This article contains spoilers.


On the 6th of June 2021, the official promotional account for the recent Disney+ Loki show posted a GIF on Twitter, containing an identity certificate for its titular Asgardian god. The form detailed a few of Loki’s key characteristics: black hair, blue eyes, and, most interestingly, a ‘fluid sex’. The message was clear: rejoice, ye nerds, representation is here, ferried across the rainbow bridge alongside queer-coded villainy and the twelfth first gay Disney character. He’s also bi, by the way. He even hints at it. Once.

Kate Herron, the showrunner of Loki, had previously directed four episodes of Netflix’s Sex Education, a show that has been widely celebrated by queer critics as an example of genuinely good representation. So it ought to have been reassuring when she told Insider that Loki is ‘gender fluid in the Norse mythology and the comics and it felt [important to] make sure it’s canon’. Additionally, both head writer, Mark Waldron, and lead actor, Tom Hiddleston, assured Inverse that the character’s genderfluidity was important, with Waldron saying, ‘I know how many people identify with Loki […] and are eager for that representation’

and Hiddleston mentioning that it was something that he was ‘always aware of when [he] was first cast 10 years ago’.

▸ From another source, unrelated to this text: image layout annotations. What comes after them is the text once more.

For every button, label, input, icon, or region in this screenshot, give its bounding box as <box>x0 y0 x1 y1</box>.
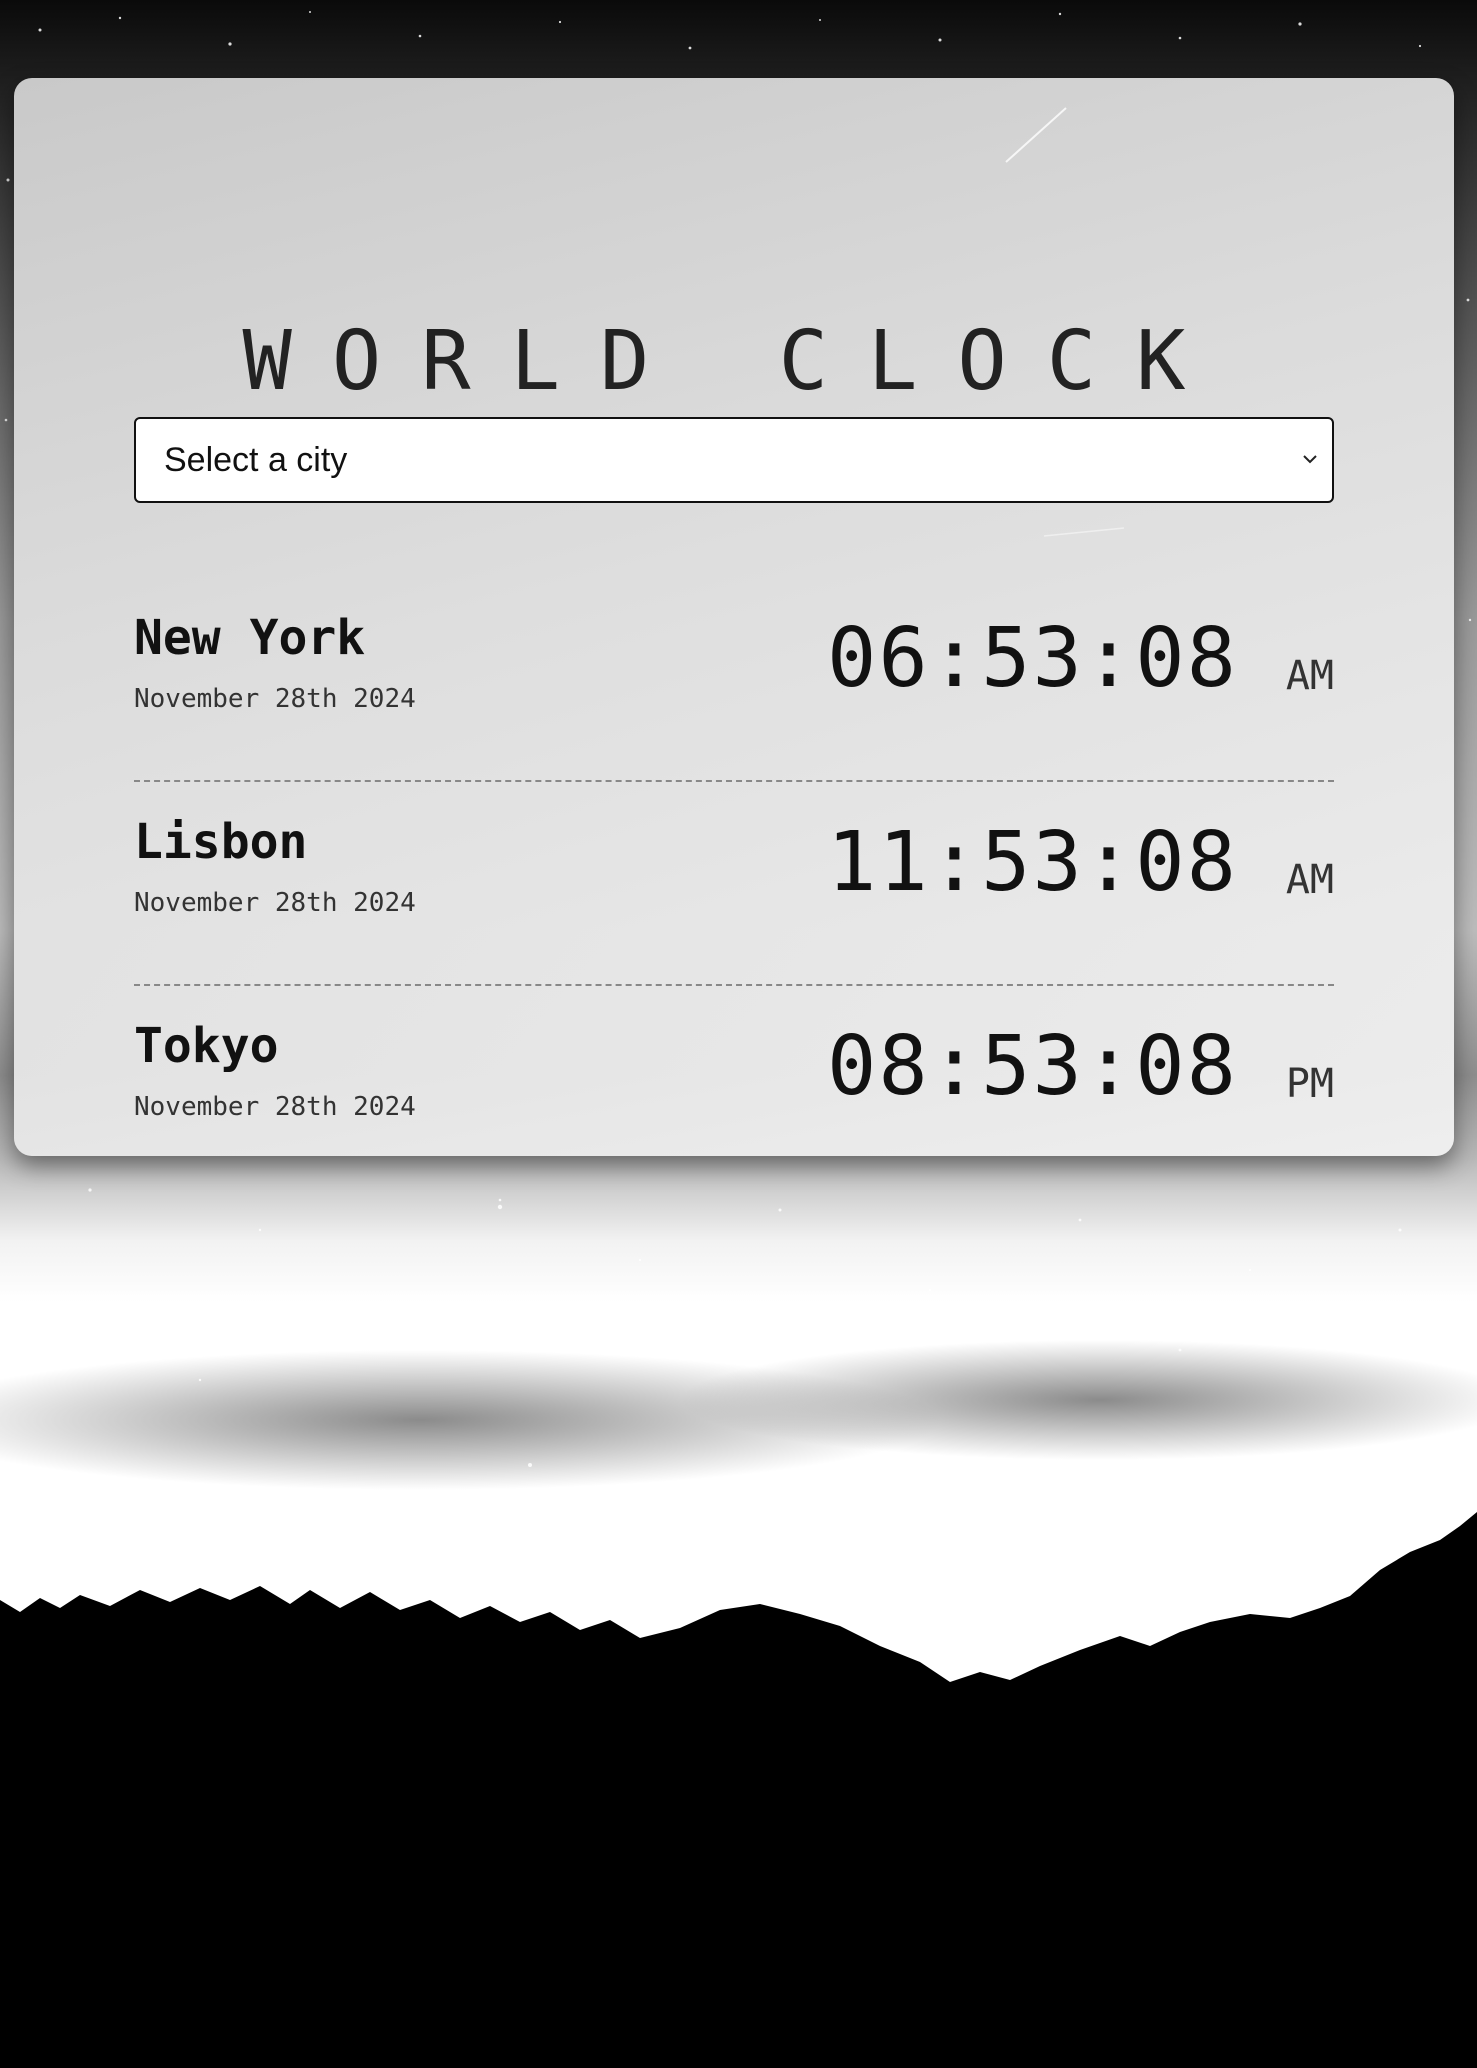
city-row-lisbon: Lisbon November 28th 2024 11:53:08 AM <box>134 782 1334 986</box>
city-select-label: Select a city <box>164 441 348 479</box>
city-row-new-york: New York November 28th 2024 06:53:08 AM <box>134 578 1334 782</box>
city-select[interactable]: Select a city <box>134 417 1334 503</box>
city-ampm: PM <box>1285 1061 1334 1107</box>
city-name: New York <box>134 610 366 666</box>
city-ampm: AM <box>1285 653 1334 699</box>
page-title: WORLD CLOCK <box>242 313 1226 409</box>
city-list: New York November 28th 2024 06:53:08 AM … <box>134 608 1334 1156</box>
chevron-down-icon <box>1303 455 1317 464</box>
city-date: November 28th 2024 <box>134 1092 416 1122</box>
city-time: 06:53:08 <box>827 611 1238 706</box>
city-time: 11:53:08 <box>827 815 1238 910</box>
city-row-tokyo: Tokyo November 28th 2024 08:53:08 PM <box>134 986 1334 1156</box>
city-ampm: AM <box>1285 857 1334 903</box>
city-date: November 28th 2024 <box>134 888 416 918</box>
city-name: Lisbon <box>134 814 308 870</box>
city-time: 08:53:08 <box>827 1019 1238 1114</box>
city-date: November 28th 2024 <box>134 684 416 714</box>
city-name: Tokyo <box>134 1018 279 1074</box>
world-clock-card: WORLD CLOCK Select a city New York Novem… <box>14 78 1454 1156</box>
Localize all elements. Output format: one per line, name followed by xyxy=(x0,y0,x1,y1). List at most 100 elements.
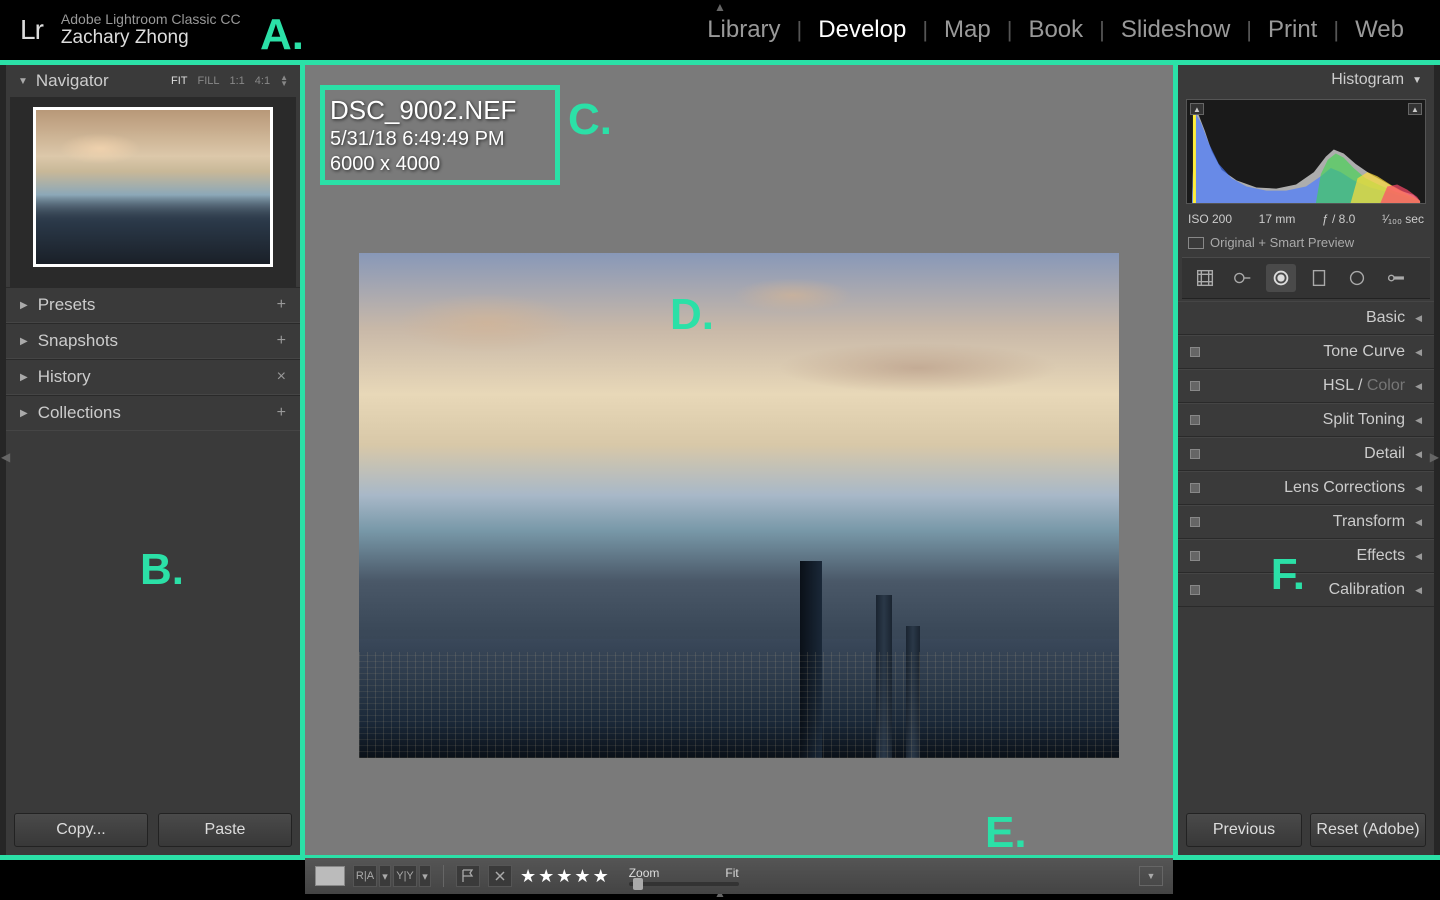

And yet, despite the insistence of three of the show’s creative leads, Loki goes nowhere with its promise. Sex and gender are not synonymous – genderfluidity is real and describes a person’s shifting gender expression and identity, while ‘sex fluidity’ is fantastical and implies the transformation of someone’s physical sex. That is to say, shapeshifting – which is one of Loki’s powers. The thing is, Loki Courtesy of IMDb is a trickster figure.

The stereotype of trans folk ‘dressing up’ to ‘trick’ people is one that continues to endanger the lives of trans people to this day, and yet the supposedly genderfluid Loki is only ever shown as ‘dressing up’ in order to, well, trick people. Hiddleston’s Loki transforms not as a means of self-expression, but as a means of manipulation.

Instead of writing a little gender euphoria into Loki’s arc, this dangerous subtext is somewhat sidestepped by ensuring that he never once shapeshifts into anything other than another straight white man. He’s totally trans nonbinary. Right?


Except he isn’t. Not even in a tokenistic way. A poorly written script makes certain of that. Sophia di Martino plays Sylvie, a ‘variant’ of Loki from another dimension. And she’s special. In the show’s fifth episode, when Hiddleston’s Loki encounters several other variants of himself, one of them tells him that he’s ‘different’. But he insists that he isn’t. He’s ‘the same’, he says, before asking, ‘Have any of you ever met a woman variant of us?’ To which another Loki responds, ‘… sounds terrifying’.

Sylvie’s different. Because, you see, Sylvie’s a woman. Something that the genderfluid shapeshifting god of mischief could never be. And thus, like an immovable object and an unstoppable force, Liberal Feminism and Rainbow Capitalism collide, and the result is… two more cis people.